I wish you the best. 

 


 Of course every freelancer has to figure out what is best for him/her. But, wouldn't you agree that it's important to factor in things like the fact that freelancers who start out offering bargain-basement rates to "get started" often end up locked into those rates for a long time, since future prospective clients see that they work for pennies and assume their skills are low-quality?

aditipie
Community Guru
Aditi J Member Since: Jul 28, 2015
15 of 19

a. In my view, a low paying job is better than nothing at all but I'm not advocating working for less than minimum wages (BaskinRobbins (an ice-cream shop) hires at $11 might as well work there Smiley Wink ). Low paying job might help one with paying bills or invest that money and watch it grow for 2-3 months until you get the right job.     

 

b. Getting locked at a certain rate is possible. I had attended an Upwork seminar - "Earning more on Upwork" in which the speaker had a methodical approach regarding how to increase your rate for new and existing clients. I used his suggestion and it worked for me. But I agree that for some freelancers getting locked for a long time may have happened. To any newcomer, I'd highly encourage attending Upwork webinars. 

 

c. Searching for jobs on Upwork can be extremely time-consuming. It was very important for me to get into Rising Talent or Top Rated Status or Groups as soon as possible so that I minimize the time spent on looking for gigs.

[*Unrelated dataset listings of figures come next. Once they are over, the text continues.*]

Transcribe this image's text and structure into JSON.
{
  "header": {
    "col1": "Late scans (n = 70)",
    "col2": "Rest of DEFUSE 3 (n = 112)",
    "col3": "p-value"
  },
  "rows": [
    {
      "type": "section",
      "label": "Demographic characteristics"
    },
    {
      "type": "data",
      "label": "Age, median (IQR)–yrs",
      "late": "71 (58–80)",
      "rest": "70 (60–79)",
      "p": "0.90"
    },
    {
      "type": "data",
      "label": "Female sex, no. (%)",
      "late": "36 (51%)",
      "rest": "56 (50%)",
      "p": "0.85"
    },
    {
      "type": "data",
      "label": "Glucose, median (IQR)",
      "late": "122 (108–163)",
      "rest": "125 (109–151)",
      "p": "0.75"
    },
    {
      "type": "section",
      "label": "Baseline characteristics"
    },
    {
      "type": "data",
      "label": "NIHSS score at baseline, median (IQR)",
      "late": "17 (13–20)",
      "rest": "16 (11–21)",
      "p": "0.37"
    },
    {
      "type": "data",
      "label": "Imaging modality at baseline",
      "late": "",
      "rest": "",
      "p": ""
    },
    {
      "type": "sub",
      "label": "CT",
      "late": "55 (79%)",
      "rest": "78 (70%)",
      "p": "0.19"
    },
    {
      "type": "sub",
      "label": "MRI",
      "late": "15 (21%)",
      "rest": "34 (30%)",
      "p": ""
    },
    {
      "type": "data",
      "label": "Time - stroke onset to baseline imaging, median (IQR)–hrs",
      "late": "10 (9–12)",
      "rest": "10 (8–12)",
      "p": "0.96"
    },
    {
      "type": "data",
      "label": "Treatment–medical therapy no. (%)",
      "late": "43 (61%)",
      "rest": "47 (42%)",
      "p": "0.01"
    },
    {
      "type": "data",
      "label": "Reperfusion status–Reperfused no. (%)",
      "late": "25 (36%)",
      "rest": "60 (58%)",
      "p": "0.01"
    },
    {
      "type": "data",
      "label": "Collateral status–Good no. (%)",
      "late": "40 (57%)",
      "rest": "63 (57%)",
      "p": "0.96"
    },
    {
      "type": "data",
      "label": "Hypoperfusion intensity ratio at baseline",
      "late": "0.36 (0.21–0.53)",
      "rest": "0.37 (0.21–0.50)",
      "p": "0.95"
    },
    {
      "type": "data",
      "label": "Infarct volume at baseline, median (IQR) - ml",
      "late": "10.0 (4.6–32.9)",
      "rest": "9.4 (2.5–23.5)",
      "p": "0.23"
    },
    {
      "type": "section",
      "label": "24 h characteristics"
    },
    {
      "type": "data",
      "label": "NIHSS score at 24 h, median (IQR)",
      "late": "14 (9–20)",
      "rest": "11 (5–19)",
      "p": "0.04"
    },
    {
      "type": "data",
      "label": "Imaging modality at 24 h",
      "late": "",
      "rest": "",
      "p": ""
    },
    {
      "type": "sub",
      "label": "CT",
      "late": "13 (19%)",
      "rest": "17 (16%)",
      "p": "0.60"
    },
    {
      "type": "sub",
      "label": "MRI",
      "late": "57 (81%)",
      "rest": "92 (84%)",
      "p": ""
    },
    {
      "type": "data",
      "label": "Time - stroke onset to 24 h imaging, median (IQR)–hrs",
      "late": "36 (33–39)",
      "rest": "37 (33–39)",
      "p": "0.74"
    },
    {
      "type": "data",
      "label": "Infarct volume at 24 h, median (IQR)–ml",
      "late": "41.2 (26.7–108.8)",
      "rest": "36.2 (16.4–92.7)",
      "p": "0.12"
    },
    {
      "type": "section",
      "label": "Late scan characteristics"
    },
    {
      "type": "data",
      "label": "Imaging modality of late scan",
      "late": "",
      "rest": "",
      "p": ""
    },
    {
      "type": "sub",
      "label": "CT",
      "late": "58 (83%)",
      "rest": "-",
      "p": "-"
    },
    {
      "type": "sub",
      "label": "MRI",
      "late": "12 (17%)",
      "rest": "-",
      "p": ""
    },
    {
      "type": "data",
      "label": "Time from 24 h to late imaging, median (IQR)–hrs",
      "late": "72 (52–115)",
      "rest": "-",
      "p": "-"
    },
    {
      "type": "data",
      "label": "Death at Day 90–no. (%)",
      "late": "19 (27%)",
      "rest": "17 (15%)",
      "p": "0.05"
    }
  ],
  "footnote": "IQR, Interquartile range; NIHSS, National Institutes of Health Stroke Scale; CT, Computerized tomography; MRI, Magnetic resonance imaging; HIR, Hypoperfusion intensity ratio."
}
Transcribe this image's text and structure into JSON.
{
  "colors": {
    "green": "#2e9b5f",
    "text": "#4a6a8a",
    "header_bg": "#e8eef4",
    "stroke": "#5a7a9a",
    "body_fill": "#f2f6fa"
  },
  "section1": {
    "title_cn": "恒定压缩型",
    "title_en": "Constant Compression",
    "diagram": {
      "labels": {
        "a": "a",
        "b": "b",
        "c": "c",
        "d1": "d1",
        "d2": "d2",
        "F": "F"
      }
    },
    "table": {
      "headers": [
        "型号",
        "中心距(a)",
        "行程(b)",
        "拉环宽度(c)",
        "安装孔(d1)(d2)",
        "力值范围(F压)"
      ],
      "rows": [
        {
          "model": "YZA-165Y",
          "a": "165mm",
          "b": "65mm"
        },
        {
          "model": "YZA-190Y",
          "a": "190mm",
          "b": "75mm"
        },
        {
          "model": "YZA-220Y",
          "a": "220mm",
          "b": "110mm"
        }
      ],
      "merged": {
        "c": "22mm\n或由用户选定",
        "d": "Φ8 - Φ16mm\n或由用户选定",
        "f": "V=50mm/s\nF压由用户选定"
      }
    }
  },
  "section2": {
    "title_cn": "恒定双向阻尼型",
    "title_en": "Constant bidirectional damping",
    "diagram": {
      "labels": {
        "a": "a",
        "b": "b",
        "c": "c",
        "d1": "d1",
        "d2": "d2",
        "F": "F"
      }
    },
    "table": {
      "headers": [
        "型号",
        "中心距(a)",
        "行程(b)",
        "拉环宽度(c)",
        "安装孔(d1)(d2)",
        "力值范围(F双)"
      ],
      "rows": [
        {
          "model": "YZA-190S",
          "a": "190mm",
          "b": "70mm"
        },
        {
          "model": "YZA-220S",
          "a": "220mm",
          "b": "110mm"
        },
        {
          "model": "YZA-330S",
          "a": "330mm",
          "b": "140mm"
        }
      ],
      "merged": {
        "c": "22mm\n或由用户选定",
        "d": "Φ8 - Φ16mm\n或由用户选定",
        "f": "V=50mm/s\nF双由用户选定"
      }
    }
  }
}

As long as it was not below minimum wages, I did not care for $$, just focused on getting JSS.

 

(In some states, $10 or $8 is minimum wages and hence, I find Louisa's approach reasonable.)   

 

tlsanders
Community Guru
Tiffany S Member Since: Jan 15, 2016
16 of 19

Aditi, I think we are talking about two very different things. Certainly, someone in need of money might prefer to be paid McDonald's wages over no wages at all. My point wasn't really about money, though. My concern is the often irrevocable harm done to a freelancer's reputation when she publicly shows that she values her (just for example) programming work at the same rate that an employer values a 16-year-old sweeping the floor of a retail establishment.

sonnerlotus1
Active Member
Tonya S Member Since: Jun 22, 2017
17 of 19

Aditi J where can I find the upwork webinars you speak of? I would love to attend. Ive nevr heard the mentioned before.

craiggabriel
Community Leader
Craig G Member Since: Jun 20, 2017
18 of 19

I find this a highly interesting and relevant discussion, given where I am in my Upwork career. I recently asked about this very thing in another category of the forums.

 

I can see either side of it. I understand how taking low-paying jobs might get one stuck at that level, and if the alternative was to take high-paying jobs instead, well that would be a no-brainer. But as a newbie, it feels like the alternative is to get no jobs.

 

I mean, let’s say I do 10 low-paying jobs just to have some kind of Upwork history and positive feedback to show on my profile. I see how there could be a risk that a high-paying client could look at my profile and think, “This guy works for pennies. He must not be good enough for higher paying projects like mine.” But if I instead had zero jobs in my profile, how would that be more impressive?

 

It just feels like when I go in search of a decent-paying job, I’d rather be able to tell an employer “I worked at McDonald’s for five years for slave wages, and I have references from my manager there stating that I was an excellent employee” than “I’ve never had a job,” not that I’d expect him or her to be particularly impressed by either.

 

So I’m not sure. Right now I’d say I lean toward the view that it’s better to be able to show a work history, even of crappy, low-paying gigs, than to wait to somehow land a decent-paying gig with no prior experience. But I’m persuadable either way.

lysis10
Community Guru
Jennifer M Member Since: May 17, 2015
19 of 19

I remember my dad pointing to McDonald's workers and asking me if I wanted to be a flunkie. He would then tell me if I was a flunkie that's where I'd end up. Thank god for my dad. Cuz now I look at those passionate writers and I just think of my dad. "Do you want to be that? A flunkie? Think of all the cool things you can do and have if you're not a flunkie."  My dad is ace and pretty much the OG pimp of Miami.